Bungie has announced that former President Harold Ryan has stepped down from his position. In his place, chief operating officer Pete Parsons has been appointed as the new CEO.
"I want to personally thank Harold for his friendship, passion, hard work, and dedication in helping make Bungie the great company it is today. As a team, we celebrated many victories and weathered many storms," said Parsons in the announcement post.
"To the players of Destiny, I want you to know that my number one priority, and Bungie's, is and always has been to deliver great games that we can all share together. I believe that Destiny is a one-of-a-kind experience. I also believe you have yet to see our studio's best work. My new role here at the studio will be entirely focused on fulfilling that promise."
Given the ongoing reports of Destiny's issues and the general feeling in the community over a lack of meaningful content, this looks to be part symbolic gesture. With major companies, it's not uncommon to see a lead executive or manager in a time of crisis leave. (Google "executive falls on sword" to see examples.) This is partially for catharsis: those outside of the team or company get the feeling that problems have been addressed and with new management comes the feeling of a fresh new start, despite the fact that the rest of the organization remains largely intact.

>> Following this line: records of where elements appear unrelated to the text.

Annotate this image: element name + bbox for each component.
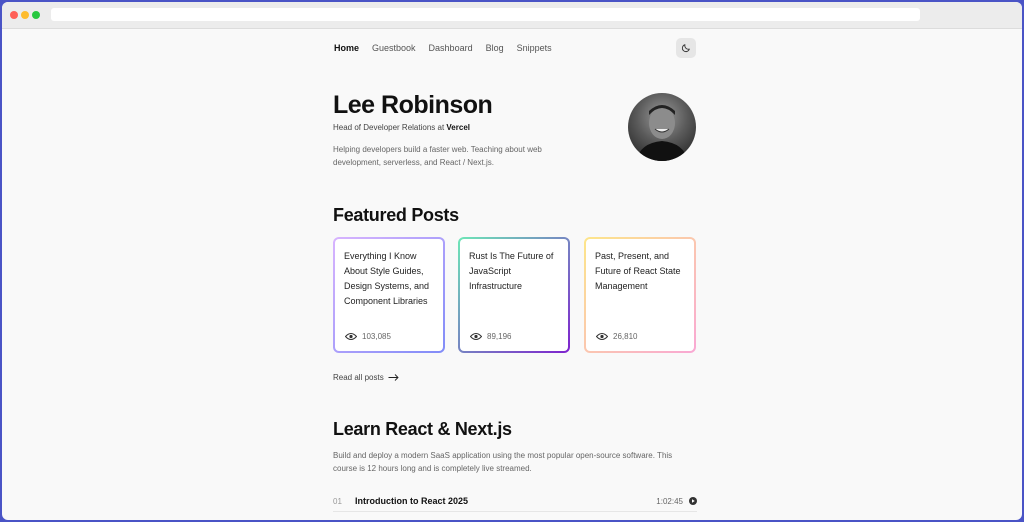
- hero-description: Helping developers build a faster web. T…: [333, 145, 542, 167]
- top-nav: Home Guestbook Dashboard Blog Snippets: [334, 43, 565, 57]
- eye-icon: [596, 333, 608, 340]
- post-views: 89,196: [470, 332, 511, 341]
- theme-toggle-button[interactable]: [676, 38, 696, 58]
- card-body: Everything I Know About Style Guides, De…: [335, 239, 443, 351]
- lesson-duration: 1:02:45: [656, 496, 683, 506]
- page-content: Home Guestbook Dashboard Blog Snippets L…: [2, 29, 1022, 520]
- post-title: Everything I Know About Style Guides, De…: [344, 251, 430, 306]
- nav-item-snippets[interactable]: Snippets: [517, 43, 552, 57]
- page-title: Lee Robinson: [333, 91, 493, 119]
- featured-posts-heading: Featured Posts: [333, 205, 459, 225]
- nav-item-home[interactable]: Home: [334, 43, 359, 57]
- nav-item-guestbook[interactable]: Guestbook: [372, 43, 416, 57]
- view-count: 89,196: [487, 332, 512, 341]
- arrow-right-icon: [388, 374, 399, 381]
- lesson-row[interactable]: 01 Introduction to React 2025 1:02:45: [333, 491, 697, 512]
- play-icon[interactable]: [689, 497, 697, 505]
- post-title: Past, Present, and Future of React State…: [595, 251, 681, 291]
- course-description: Build and deploy a modern SaaS applicati…: [333, 451, 673, 473]
- view-count: 26,810: [613, 332, 638, 341]
- read-all-posts-link[interactable]: Read all posts: [333, 373, 399, 382]
- read-all-label: Read all posts: [333, 373, 384, 382]
- role-text: Head of Developer Relations at: [333, 123, 447, 132]
- browser-toolbar: [2, 2, 1022, 29]
- hero-role: Head of Developer Relations at Vercel: [333, 123, 470, 132]
- post-views: 26,810: [596, 332, 637, 341]
- avatar-photo: [636, 105, 688, 161]
- browser-window: Home Guestbook Dashboard Blog Snippets L…: [2, 2, 1022, 520]
- post-title: Rust Is The Future of JavaScript Infrast…: [469, 251, 554, 291]
- maximize-window-button[interactable]: [32, 11, 40, 19]
- lesson-title: Introduction to React 2025: [355, 496, 469, 506]
- featured-post-card[interactable]: Everything I Know About Style Guides, De…: [333, 237, 445, 353]
- eye-icon: [345, 333, 357, 340]
- lesson-number: 01: [333, 496, 342, 506]
- nav-item-blog[interactable]: Blog: [486, 43, 504, 57]
- company-name: Vercel: [446, 123, 470, 132]
- address-bar[interactable]: [51, 8, 920, 21]
- view-count: 103,085: [362, 332, 391, 341]
- eye-icon: [470, 333, 482, 340]
- moon-icon: [681, 44, 690, 53]
- post-views: 103,085: [345, 332, 391, 341]
- minimize-window-button[interactable]: [21, 11, 29, 19]
- featured-post-card[interactable]: Past, Present, and Future of React State…: [584, 237, 696, 353]
- close-window-button[interactable]: [10, 11, 18, 19]
- card-body: Past, Present, and Future of React State…: [586, 239, 694, 351]
- nav-item-dashboard[interactable]: Dashboard: [429, 43, 473, 57]
- card-body: Rust Is The Future of JavaScript Infrast…: [460, 239, 568, 351]
- course-heading: Learn React & Next.js: [333, 419, 512, 439]
- avatar: [628, 93, 696, 161]
- featured-post-card[interactable]: Rust Is The Future of JavaScript Infrast…: [458, 237, 570, 353]
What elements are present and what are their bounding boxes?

To get an idea of how bad things must be, realize that Harold Ryan has been studio head or president of Bungie for 16 years. He is directly responsible for building Bungie into the company that it is today. His departure points to the fundamental issues behind Destiny being as bad as the Kotaku reports, or worse.
There's also some who probably blame Ryan for the issues that started within the developer once it signed a deal with Activision. Composer Marty O'Donnell was ejected from the Destiny project in April 2014 and he later filed a lawsuit against Bungie and Ryan (Yeah, not just the company) over unpaid time and benefits after his termination without explanation. He won that case in September of 2015.
Longtime Halo writer Joseph Staten left the company in 2013, in the middle of Destiny's development. Another Kotaku report alleges that Staten left because studio leadership threw out to story he had crafted with his writing team.
They're not the only ones though. Staten's co-writer Joshua Rubin left in September 2014 to go work for Telltale. Senior designer Josh Hamrick left the company in March 2015 to go work for Bethesda. We don't know the reason behind their departures though, as developers sometimes simply find greener pastures elsewhere.
There's no indication as to how much of a difference Parsons' appointment will have on Bungie and Destiny, but it's likely that the developer is going to be looking at where it's gone wrong in the past. I'd expect a new content roadmap for Destiny sooner rather than later.